Compliance Gap Assessment
For each high-risk AI system, we assess conformity with the AI Act's Article 9–15 obligations: risk management systems, data governance, technical documentation, transparency/logging requirements, human oversight provisions, accuracy/robustness/cybersecurity requirements, and quality management systems. Output: prioritized remediation plan per system.
Program Implementation
We implement the required governance and technical controls: AI risk management system, data governance documentation, technical documentation and EU Declaration of Conformity, transparency disclosures for limited-risk systems, human oversight mechanisms, and post-market monitoring procedures. For GPAI model providers, we address model evaluation and systemic risk obligations.

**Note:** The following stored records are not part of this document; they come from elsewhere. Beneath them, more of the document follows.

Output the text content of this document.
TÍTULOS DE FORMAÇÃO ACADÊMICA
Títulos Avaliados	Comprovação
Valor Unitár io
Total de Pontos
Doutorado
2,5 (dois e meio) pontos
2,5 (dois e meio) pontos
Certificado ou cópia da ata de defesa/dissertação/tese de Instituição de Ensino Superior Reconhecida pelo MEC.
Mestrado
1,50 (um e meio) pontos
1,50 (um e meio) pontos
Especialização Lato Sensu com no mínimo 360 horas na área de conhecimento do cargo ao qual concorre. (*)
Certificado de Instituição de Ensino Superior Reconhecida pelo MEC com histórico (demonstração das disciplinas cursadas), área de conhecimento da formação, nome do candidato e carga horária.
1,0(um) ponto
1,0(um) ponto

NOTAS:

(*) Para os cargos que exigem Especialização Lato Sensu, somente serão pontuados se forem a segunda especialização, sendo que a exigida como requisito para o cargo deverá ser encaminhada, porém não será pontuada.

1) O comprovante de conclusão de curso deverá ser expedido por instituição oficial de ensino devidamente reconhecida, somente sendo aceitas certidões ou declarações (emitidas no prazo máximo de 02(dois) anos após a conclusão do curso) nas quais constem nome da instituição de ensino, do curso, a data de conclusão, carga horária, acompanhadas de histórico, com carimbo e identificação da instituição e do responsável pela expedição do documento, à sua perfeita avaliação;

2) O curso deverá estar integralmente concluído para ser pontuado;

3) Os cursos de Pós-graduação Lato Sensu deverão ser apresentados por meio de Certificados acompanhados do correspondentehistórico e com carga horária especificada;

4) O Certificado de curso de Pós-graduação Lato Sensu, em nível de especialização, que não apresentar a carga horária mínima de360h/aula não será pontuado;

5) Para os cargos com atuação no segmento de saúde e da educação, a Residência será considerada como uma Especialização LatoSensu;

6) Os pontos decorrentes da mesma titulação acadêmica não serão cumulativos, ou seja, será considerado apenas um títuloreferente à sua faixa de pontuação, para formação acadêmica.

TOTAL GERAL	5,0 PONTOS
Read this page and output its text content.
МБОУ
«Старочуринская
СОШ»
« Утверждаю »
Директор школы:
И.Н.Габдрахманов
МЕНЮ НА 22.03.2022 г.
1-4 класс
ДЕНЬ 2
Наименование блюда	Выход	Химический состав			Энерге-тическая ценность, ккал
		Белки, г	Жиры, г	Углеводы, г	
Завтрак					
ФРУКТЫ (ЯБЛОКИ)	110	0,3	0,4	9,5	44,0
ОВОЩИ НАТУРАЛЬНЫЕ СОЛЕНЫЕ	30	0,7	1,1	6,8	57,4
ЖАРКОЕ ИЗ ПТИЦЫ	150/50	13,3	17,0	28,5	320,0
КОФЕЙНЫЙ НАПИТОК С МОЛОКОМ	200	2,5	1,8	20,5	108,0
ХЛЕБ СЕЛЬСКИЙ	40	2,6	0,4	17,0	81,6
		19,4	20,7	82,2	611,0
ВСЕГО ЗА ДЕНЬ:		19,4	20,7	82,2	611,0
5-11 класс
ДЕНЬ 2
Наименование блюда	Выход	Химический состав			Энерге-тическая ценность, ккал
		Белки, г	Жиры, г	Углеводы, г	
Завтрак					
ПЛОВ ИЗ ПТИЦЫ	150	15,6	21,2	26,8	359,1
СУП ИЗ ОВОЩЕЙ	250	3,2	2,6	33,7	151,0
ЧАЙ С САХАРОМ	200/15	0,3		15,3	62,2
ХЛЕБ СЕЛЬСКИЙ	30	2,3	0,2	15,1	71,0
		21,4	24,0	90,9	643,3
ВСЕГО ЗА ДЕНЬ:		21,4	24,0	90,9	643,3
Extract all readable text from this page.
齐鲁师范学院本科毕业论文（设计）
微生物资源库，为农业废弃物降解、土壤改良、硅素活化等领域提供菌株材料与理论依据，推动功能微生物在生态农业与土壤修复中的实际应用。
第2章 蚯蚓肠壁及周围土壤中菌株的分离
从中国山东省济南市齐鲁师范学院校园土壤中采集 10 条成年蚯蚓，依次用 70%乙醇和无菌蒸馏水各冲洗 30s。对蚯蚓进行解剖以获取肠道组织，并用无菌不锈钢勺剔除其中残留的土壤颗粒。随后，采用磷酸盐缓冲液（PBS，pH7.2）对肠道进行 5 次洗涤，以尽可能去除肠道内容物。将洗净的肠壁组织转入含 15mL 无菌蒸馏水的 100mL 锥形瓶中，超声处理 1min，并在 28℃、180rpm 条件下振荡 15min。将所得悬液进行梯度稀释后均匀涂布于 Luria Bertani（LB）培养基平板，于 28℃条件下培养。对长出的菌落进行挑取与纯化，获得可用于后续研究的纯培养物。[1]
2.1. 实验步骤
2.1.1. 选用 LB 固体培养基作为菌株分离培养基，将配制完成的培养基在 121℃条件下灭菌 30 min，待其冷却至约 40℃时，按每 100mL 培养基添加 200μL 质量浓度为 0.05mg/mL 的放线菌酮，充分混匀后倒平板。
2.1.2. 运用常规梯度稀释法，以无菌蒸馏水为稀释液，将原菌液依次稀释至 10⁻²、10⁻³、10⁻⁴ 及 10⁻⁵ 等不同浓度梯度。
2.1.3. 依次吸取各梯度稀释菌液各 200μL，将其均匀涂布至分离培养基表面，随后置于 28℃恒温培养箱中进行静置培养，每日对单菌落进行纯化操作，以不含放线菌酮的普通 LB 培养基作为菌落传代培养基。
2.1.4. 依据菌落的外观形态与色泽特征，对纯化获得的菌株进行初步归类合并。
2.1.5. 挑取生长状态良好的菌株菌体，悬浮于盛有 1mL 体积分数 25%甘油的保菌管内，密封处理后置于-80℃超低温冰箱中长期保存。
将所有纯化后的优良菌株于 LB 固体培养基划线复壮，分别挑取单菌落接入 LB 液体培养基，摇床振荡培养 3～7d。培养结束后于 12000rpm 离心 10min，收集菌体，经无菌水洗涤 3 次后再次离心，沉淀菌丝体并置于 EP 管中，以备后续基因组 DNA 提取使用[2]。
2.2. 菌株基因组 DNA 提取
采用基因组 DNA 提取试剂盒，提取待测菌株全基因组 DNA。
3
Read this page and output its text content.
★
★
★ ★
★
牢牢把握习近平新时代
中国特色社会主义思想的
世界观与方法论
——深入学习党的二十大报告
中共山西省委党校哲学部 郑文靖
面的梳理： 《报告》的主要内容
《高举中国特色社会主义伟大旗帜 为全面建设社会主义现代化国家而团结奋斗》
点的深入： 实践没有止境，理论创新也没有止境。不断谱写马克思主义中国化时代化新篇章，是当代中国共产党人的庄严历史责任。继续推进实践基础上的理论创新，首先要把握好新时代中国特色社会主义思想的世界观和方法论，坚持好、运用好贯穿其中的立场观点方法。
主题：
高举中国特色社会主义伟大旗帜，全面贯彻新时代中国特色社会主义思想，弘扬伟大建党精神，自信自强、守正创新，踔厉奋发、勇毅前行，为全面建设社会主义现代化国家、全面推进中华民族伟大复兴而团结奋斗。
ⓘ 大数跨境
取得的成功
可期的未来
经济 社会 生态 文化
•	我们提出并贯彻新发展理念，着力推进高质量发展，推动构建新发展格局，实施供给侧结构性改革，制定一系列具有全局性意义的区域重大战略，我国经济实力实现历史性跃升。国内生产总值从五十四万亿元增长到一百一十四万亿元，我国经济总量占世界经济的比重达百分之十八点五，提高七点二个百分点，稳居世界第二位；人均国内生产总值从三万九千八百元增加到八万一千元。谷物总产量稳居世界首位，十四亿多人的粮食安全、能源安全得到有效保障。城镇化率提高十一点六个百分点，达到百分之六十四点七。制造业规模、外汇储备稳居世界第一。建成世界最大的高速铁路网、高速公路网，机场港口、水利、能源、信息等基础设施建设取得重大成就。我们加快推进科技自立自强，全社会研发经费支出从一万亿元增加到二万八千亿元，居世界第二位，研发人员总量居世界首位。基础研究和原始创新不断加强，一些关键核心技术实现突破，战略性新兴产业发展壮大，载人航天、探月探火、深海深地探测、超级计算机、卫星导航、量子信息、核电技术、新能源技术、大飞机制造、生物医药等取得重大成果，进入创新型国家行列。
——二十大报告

Conformity Assessment & Registration
High-risk AI systems require conformity assessment before EU market placement - either self-assessment or third-party notified body assessment depending on system category. We guide you through the applicable conformity pathway, prepare the EU Declaration of Conformity, apply the CE marking, and register in the EU AI Act database where required.
What You Get
- AI system inventory covering all internal and third-party AI deployments
- Risk classification analysis with written rationale for each AI system
- High-risk AI compliance gap assessment against Articles 9–15 requirements
- AI risk management system design and documentation
- Technical documentation package for high-risk AI systems
- Data governance documentation for training and validation datasets
- Transparency disclosure templates for limited-risk AI systems
- GPAI model compliance assessment (for general-purpose AI model providers)
- Conformity assessment preparation and EU Declaration of Conformity
€35M
Maximum fine for prohibited AI practices - 7% of global annual turnover, making the EU AI Act one of the most consequential regulations for AI-deploying organizations.